Why wouldn't I think about that simple, glorious year on the day a pipe burst in my basement, I realized my mortgage payment was going to be late, and -- was that a cold sore starting on my lip? You'd be thinking about that bikini, too, and humming "Yellow Submarine" all day, so don't pretend you wouldn't.
The Summer of '66 wasn't perfect, of course. A tiny pocket of discomfort came via my grandmother. She was vacationing in Rome without my grandfather, who had stayed home to run the family business. After a perfect day at the beach, I found this on the kitchen table, in one of those Per Via Aerea tissue-thin envelopes:
I thought New York City was noisy. But Rome is noisy with gestures! Last night I saw the Coliseum by moonlight. It was a full moon. Unfortunately, I did not have my lover with me. I hope someday you will see this beautiful sight with your special lover.
Love, Your Grandmother
I'm sure she meant well. But the word "lover" wasn't anything I ever expected to slip from my grandmother's lips. She wore gray wool skirts and full length girdles and stockings, even in the humidity of a New York City summer. I had never seen my grandparents touch each other. Sometimes she would smile at one of his silly jokes or puns, but most of the time it would be a stern admonishment in the face of his attempts at humor -- "That's enough, Will."
Now, all of a sudden, he was her lover? I put the letter away and hoped the visual image it incurred would fade. Soon.

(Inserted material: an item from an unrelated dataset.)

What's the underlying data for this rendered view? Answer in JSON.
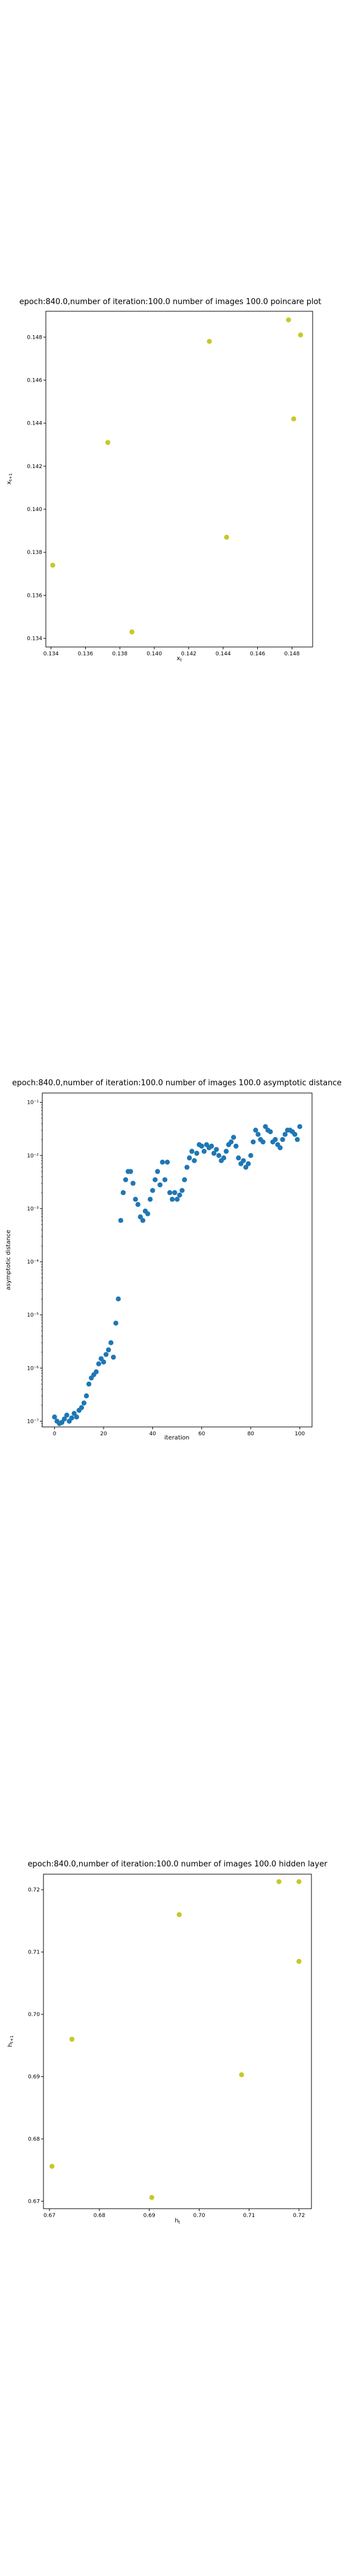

Then, a few lifetimes later, when I was in my early 50s, I inherited a box of my grandparents' letters to each other. My mother, an archivist at heart, needed to make sure they would endure, I think, and I was her best candidate.
The letters were written summers when my grandmother would travel to Vermont to escape the heat of Manhattan. She was in her 20s, and my grandfather -- ever the practical one -- stayed behind to work. The pages are filled with young love I never got to see in person. And a longing for each other that almost made me uncomfortable to read, even 35 years after their deaths. "I'm not sleeping well," he writes. "I need you. I keep telling myself not long until I see my Isabella again. I am counting the days."
For all my 1966 uneasiness over my grandmother's wording to me from Rome, now I understood. She watched me then -- young and smooth and always in love -- and she was remembering herself when she was, too. I wore halter tops and let my hair get streaked by the sun. She walked along an unpaved road in Vermont in the morning, probably in something gray and modest, hoping for a letter from the man she loved.
So now another decade (and a half) have come and gone. I've moved to the place in my family where I can no longer wince at the word "matriarch." It sounds pretty Downton Abbeyish, but it's the truth. I'm the oldest one now. And although I was very cool once, I can't expect the next generations to get that part.
Now I smile at a moment like this: My grandson is three, and he and I are on a walk. I am trying to explain how we're all related.
I say something like, "Well, when I had a baby," and he erupts in toddler giggles. Even with his limited vocabulary, he goes on and on about how I am wrong about the baby thing. He says, "You not a mom. You a grandma!" as if maybe I'd forgotten that part.
I say, "Once I was young. Once I was your age."
I can see from his disbelieving little face that from now on he will doubt every word out of my mouth.
I know someday he'll be surprised. Just as I was when it was my turn.